The FOLA parents’ organisation is shocked by the findings.

“I think it is absolutely crazy. It simply cannot be that a child goes to school sick and plays with lots of other children. Then we are faced with the fact that they will infect the whole institution,” said FOLA chair Signe Nielsen.

Pill pushers
At the Børnehuset daycare institution in Silkeborg a meeting was called where parents were implored not to bring their sick children to school.

At Børnehuset there are fears that parents prefer to pack their kids off with a pill without informing teachers.

“We occasionally have children who that they have had a pill for breakfast,” said headteacher Susanne Bødker. “You might think that it is a Panodil more than a vitamin pill, if it is a child who has just been sick, for example.”

Parents sick and tired
Parents, when confronted, often cite pressure at work as a reason for not being able to stay at home with their children.

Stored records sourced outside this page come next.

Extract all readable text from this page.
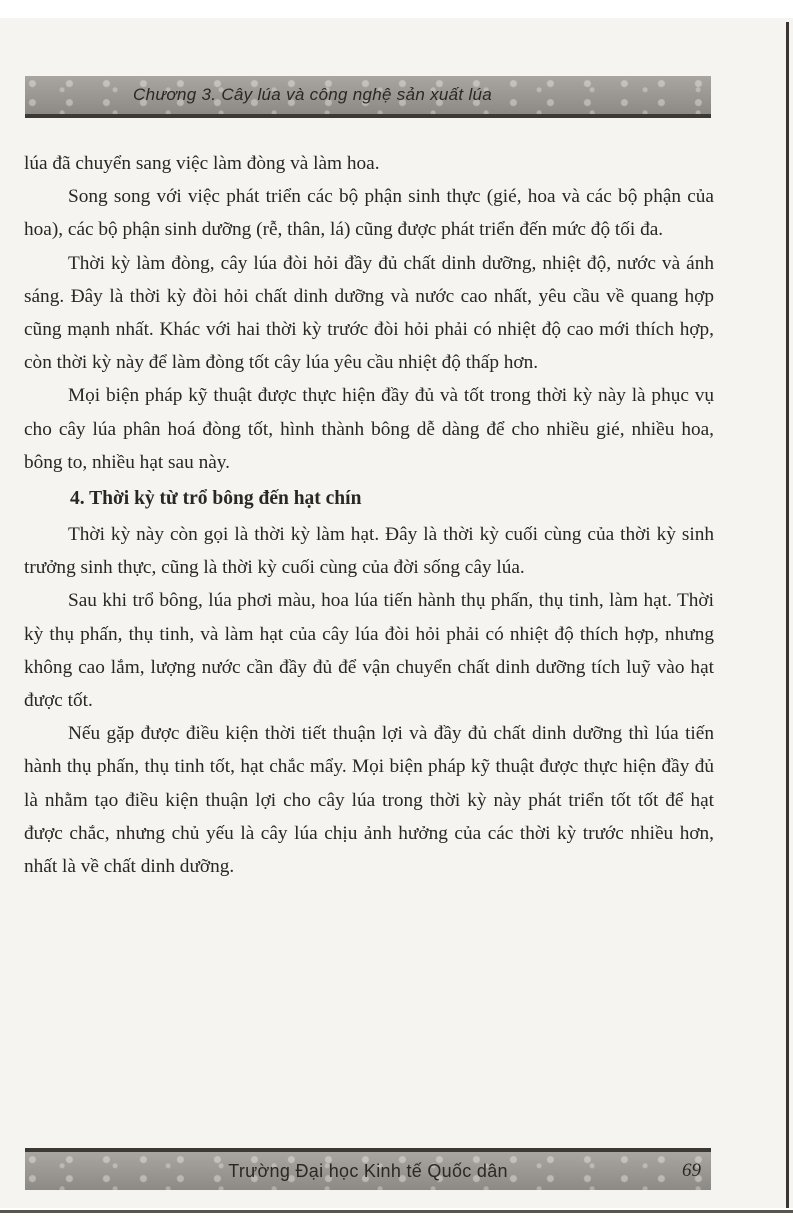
Chương 3. Cây lúa và công nghệ sản xuất lúa

lúa đã chuyển sang việc làm đòng và làm hoa.

Song song với việc phát triển các bộ phận sinh thực (gié, hoa và các bộ phận của hoa), các bộ phận sinh dưỡng (rễ, thân, lá) cũng được phát triển đến mức độ tối đa.

Thời kỳ làm đòng, cây lúa đòi hỏi đầy đủ chất dinh dưỡng, nhiệt độ, nước và ánh sáng. Đây là thời kỳ đòi hỏi chất dinh dưỡng và nước cao nhất, yêu cầu về quang hợp cũng mạnh nhất. Khác với hai thời kỳ trước đòi hỏi phải có nhiệt độ cao mới thích hợp, còn thời kỳ này để làm đòng tốt cây lúa yêu cầu nhiệt độ thấp hơn.

Mọi biện pháp kỹ thuật được thực hiện đầy đủ và tốt trong thời kỳ này là phục vụ cho cây lúa phân hoá đòng tốt, hình thành bông dễ dàng để cho nhiều gié, nhiều hoa, bông to, nhiều hạt sau này.

4. Thời kỳ từ trổ bông đến hạt chín

Thời kỳ này còn gọi là thời kỳ làm hạt. Đây là thời kỳ cuối cùng của thời kỳ sinh trưởng sinh thực, cũng là thời kỳ cuối cùng của đời sống cây lúa.

Sau khi trổ bông, lúa phơi màu, hoa lúa tiến hành thụ phấn, thụ tinh, làm hạt. Thời kỳ thụ phấn, thụ tinh, và làm hạt của cây lúa đòi hỏi phải có nhiệt độ thích hợp, nhưng không cao lắm, lượng nước cần đầy đủ để vận chuyển chất dinh dưỡng tích luỹ vào hạt được tốt.

Nếu gặp được điều kiện thời tiết thuận lợi và đầy đủ chất dinh dưỡng thì lúa tiến hành thụ phấn, thụ tinh tốt, hạt chắc mẩy. Mọi biện pháp kỹ thuật được thực hiện đầy đủ là nhằm tạo điều kiện thuận lợi cho cây lúa trong thời kỳ này phát triển tốt tốt để hạt được chắc, nhưng chủ yếu là cây lúa chịu ảnh hưởng của các thời kỳ trước nhiều hơn, nhất là về chất dinh dưỡng.

Trường Đại học Kinh tế Quốc dân	69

Many declare that they simply cannot take another day off, as they are afraid of being fired.

Allan Randrup Thomsen, a professor of virology at KU, has heavily criticised the parents’ actions, describing the current situation as a “vicious circle”.

“It promotes the spread of viruses, and it adds momentum to a cycle where parents are pressured by high levels of sick-leave. If they then choose to send the children to daycare while they are still recovering, they keep the epidemic going in daycares, and this in turn puts a greater burden on the parents.”